Top 50 Flames of All Time: #49 Sonia Scurfield
Photo credit:Graphic by Mike Gould
By Ryan Pike5 months ago
The Calgary Flames have had the benefit of some strong ownership during the course of their history, including for several seasons in the 1990s when the Canadian dollar crashed in value and the team wasn’t exactly a great investment. But some of the franchise’s most memorable, important owners were from the 1980s.
Let’s take a look at Sonia Scurfield, #49 on our list, and an individual that made hockey history.
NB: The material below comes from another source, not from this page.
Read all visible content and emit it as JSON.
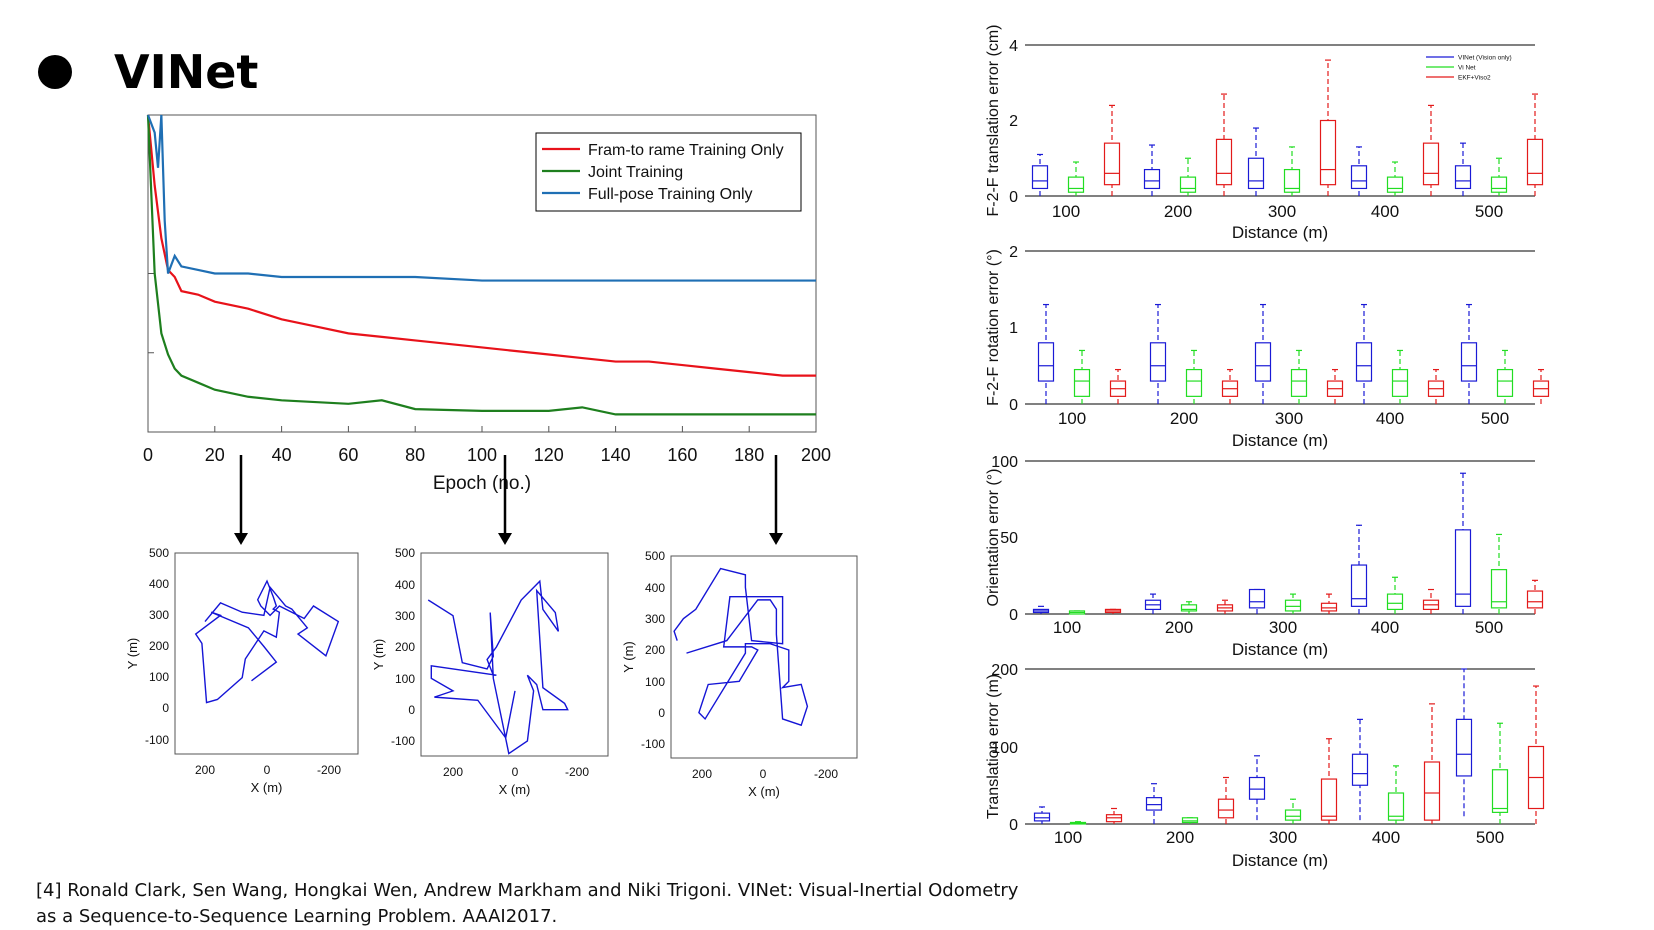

Originally from Hafford, Saskatchewan, Sonia Onishenko earned degrees at the University of Saskatchewan and University of Manitoba before meeting her future husband, Ralph, and getting married in Edmonton in 1954. They eventually relocated to the Calgary area.
Ralph Scurfield was part of the original Flames ownership group that partnered with Nelson Scalbania in 1980 (and became the main owners after Scalbania sold his interest in 1981). Sonia joined the Flames ownership group under tragic circumstances following Ralph’s death in a heli-skiing accident in Feb. 1985.
Scurfield remained part of the ownership group until she sold her interest in an ownership shuffle in 1994 that saw her and original owner Norman Kwong sell their shares and six new faces – including current majority owner Murray Edwards – join the group. During her near-decade as an owner, the Flames had incredible on-ice success, including two Presidents’ Trophies, a pair of trips to the Stanley Cup Final, and a championship win in 1989.
She made history in 1989, becoming just the second woman to ever have her name engraved on the Stanley Cup (and the first Canadian woman). To this day, she remains one of just 17 women to be engraved on the Cup. In addition to this, she was a big part of many of the Flames’ philanthropic efforts during this period and helped establish the foundation for what the club does in the community to this day.
Sonia lost her husband to a sudden, tragic accident. Nobody would’ve given her any grief if she had sold the shares she inherited. Instead, she held onto those shares, made an indelible mark on the Flames franchise, and made NHL history, too.